To play: mash arrow keys
This one I think was a clever idea that I couldn’t quite pull off because I concentrated on the wrong things instead of staying flexible.
The idea was a RPG battle mechanic where a harmless player character with 1 hit point destroys a bunch of progressively more horrible dark souls-esque demons by cheating somehow. My thought was that I would implement a save/load system and the player would savescum a slot machine chance-to-hit sequence to always dodge and hit. I loved the idea of having demons start to complain and accuse the player of cheating.
Here are the problems with this though- first, I was using coroutines for things and saving state around running coroutines is hard. Right now the saving and loading behaves really unpredictably (it’s pretty much totally broken, saving during the rolls doesn’t work)
Second, even if it worked, it would be tricky to keep this fun past the initial pleasure of cheating and seeing demons complain. Even if you had a mechanic where really bad misses from the enemy rebounded and hurt the attacker, it would still kind of be a job killing them off? Maybe that’s ok and I could have made it work if I had managed to get saving working more reliably.
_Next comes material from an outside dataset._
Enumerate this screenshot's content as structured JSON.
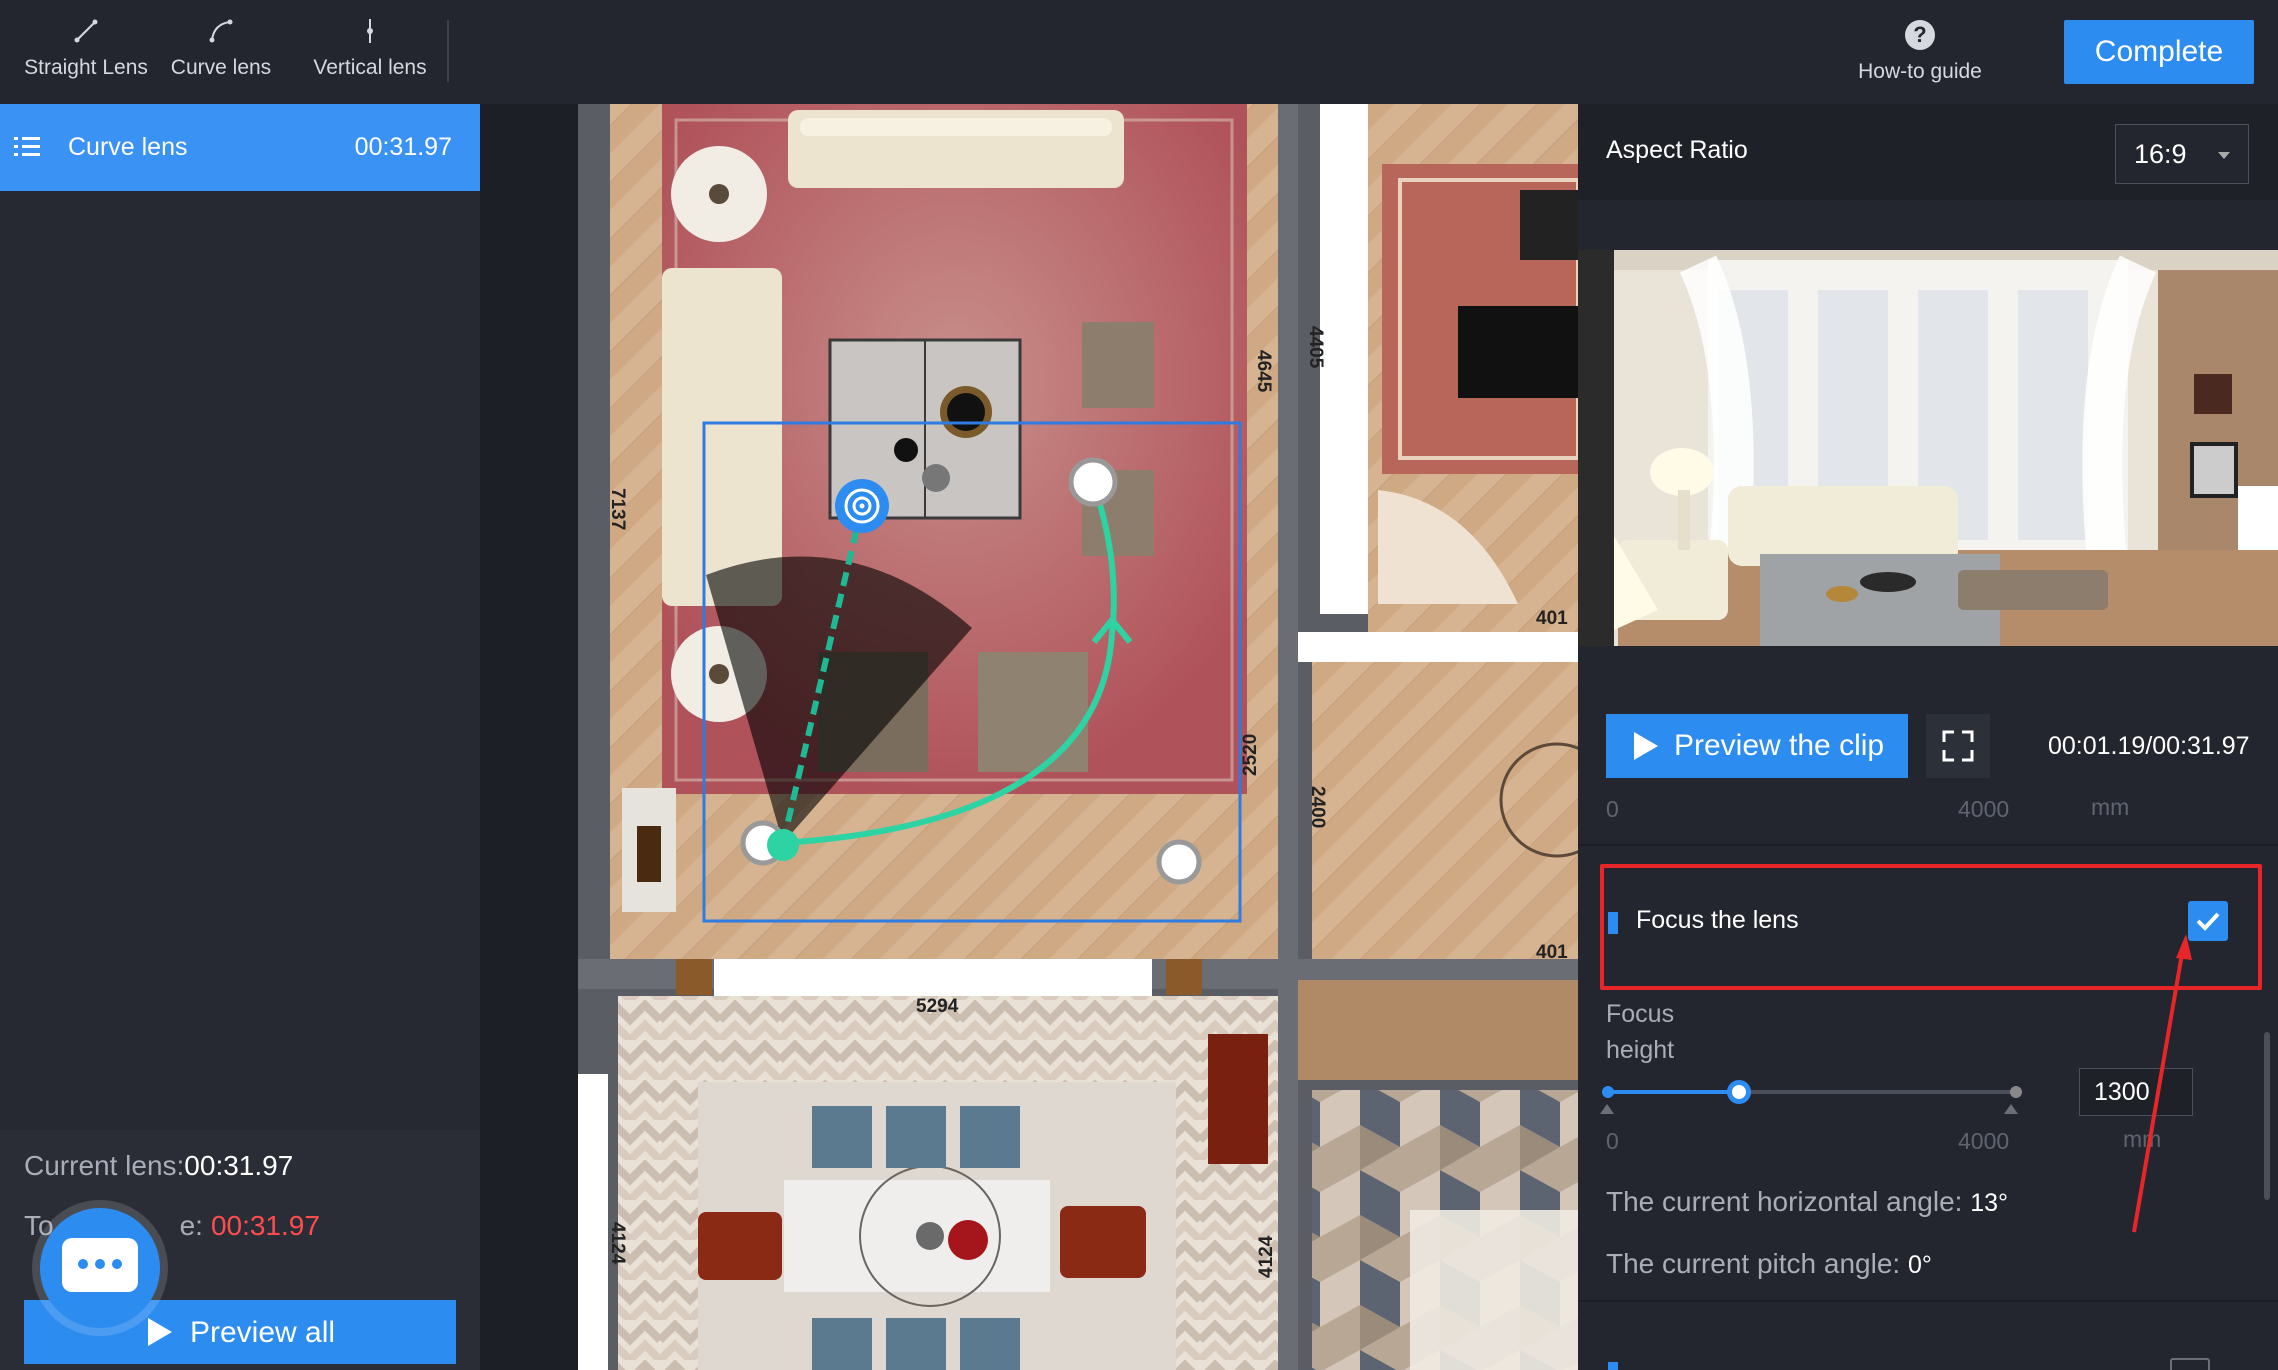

Thinking that my problem was that I was simulating what could just as easily be faked, I blew another 3 hours trying to switch this all over to sprites and animation timelines for the numbers but still ran into problems saving and loading animation state and which slot machine number is rolling, etc.
After struggling with the fiddly piece of code for a while, I asked myself if I could just test the idea with dice. Rolling dice and ‘saving’ and ‘loading’ desirable rolls was a little different than the digital prototype, which ran on a strict timer, but it let me test the mechanic to see where it went. It let me see that the mechanic would need something else to be interesting, something that counterbalanced the chance that was broken by savescumming. One idea would be to have some association between the first and last dice rolls, where a low early roll that is discarded could be valuable somehow with a rare last roll. There would have to be potential missed opportunities from playing too conservatively. You could also have a saved state be lost over time or other interventions.
Again, this is the work that I should have done on day one, but I allowed myself to tunnel time on coding or fun tasks like drawing an appealing main character. This is the work of this prototyping process- to learn to prioritize an answer to the problem statement or defining feature first. In my mind I knew that what was funny and compelling to me was a horrible tough looking demon whining that it’s cuddly opponent was cheating and that the game wasn’t fair, but without that cheating mechanic that was rebalanced to stay engaging but still feel like a transgression, the soul of the game isn’t there.
After writing this out, I think there could be a working version with crappier saving and loading just slot values to variables, getting rid of all the complex animation state saving I was trying to do, with an added mechanic to make a player decision to either ‘cheat’ or move forward be a risk. Of course these sorts of things are always easy to see in hindsight, but we have to prioritize goals and avoid traps to get to these realizations in a timely manner. Maybe I’ll try this one again later.